YURKEVICH: But still keep the product smaller. And that is what we do not want to see. We want to see corporations keeping up with changing prices.

That`s probably a tweet best left for Oscar The Grouch, instead of Cookie Monster.

SIDNER: I was wondering when he was going to weigh in.

YURKEVICH: He might weigh in soon. But you clearly have, even though he`s a Sesame Street character, Cookie Monster, really tapping into something that

many Americans are seeing and feeling right now.


WIRE: For today`s story getting a 10 outs 10, a new take on an age-old question. Why did the chicken cross the road? This time, it`s a goat.

Actually, a lot of them. Our Jeremy Roth shows us the gallivanting barn animals that went on an egregious journey.

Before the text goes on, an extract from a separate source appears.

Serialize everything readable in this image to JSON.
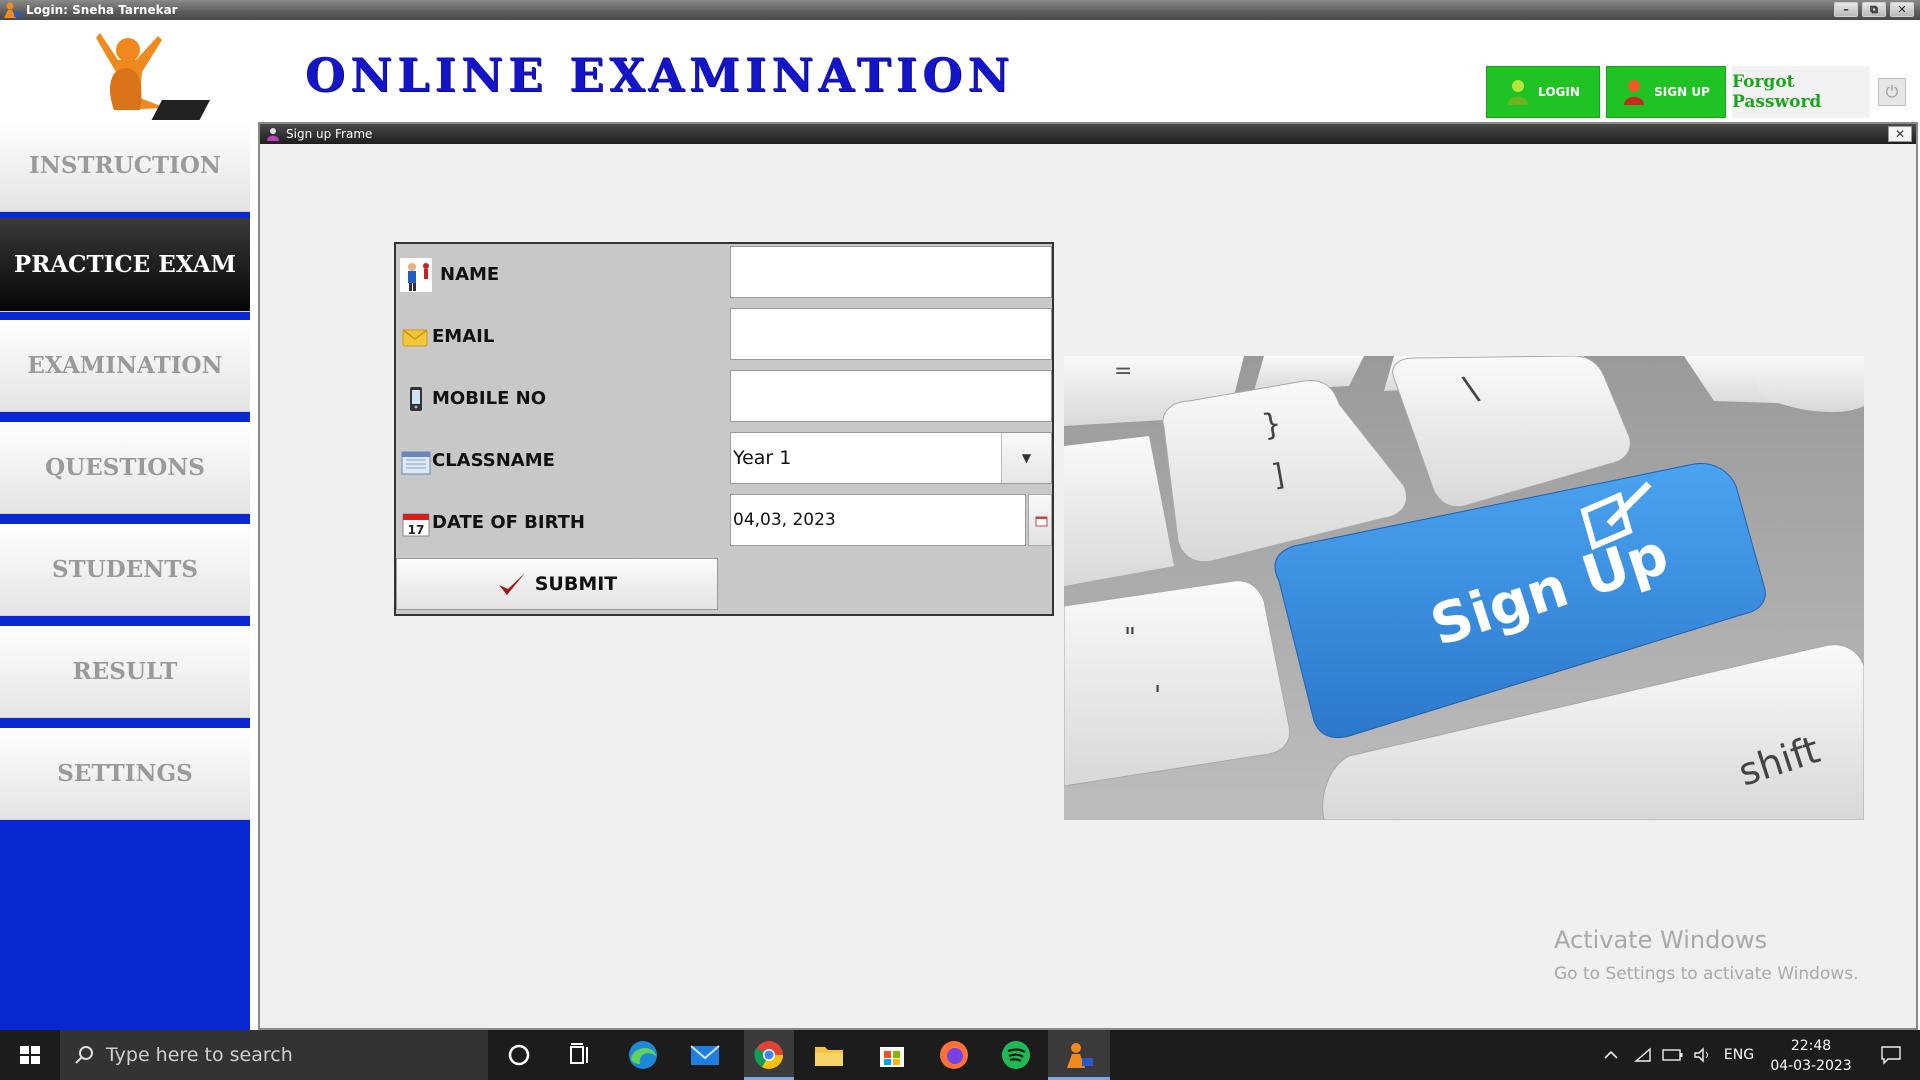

JEREMY ROTH, CNN REPORTER: Here`s some crazy caught on cam video captured in Texas after a herd of goats got loose and then got moving.


ROTH: You know, I feel like this story deserves the old pun-o-meter, don`t you. I know what you`re thinking. You`ve "goat" to be kidding me.

OK, here we go. After the herd, which was hired to clear weeds, went on the lamb, Arlington Police responded and weren`t sheepish. Instead taking the

bull by the horns and rounding up the roving silly billies without further incidents. They didn`t even have to use their battering ram. You "herd" it

here first. 5, 6, 7 -- 7 puns. Not bad. That counts, too, by the way.


WIRE: You`re a bad man, Jeremy Roth. That was absolutely "punderful."

Hey Mrs. Taylor`s class at Ascend Leadership Academy in Sanford, North Carolina, you are today`s #YourWordWednesday winner for egregious, an

adjective, meaning outstandingly bad, shocking, or flagrant.

Our Kat Jennings loves this word so much. He put it into this show three times today. Well done.

All right, we are showing some love today, Keen Middle School in Keen New Hampshire. Shout out to the Cardinals, go on and dust your feathers off.

You`re looking so fresh and so keen, keen.

See you tomorrow lovely people. I`m Coy Wire. And we are CNN 10.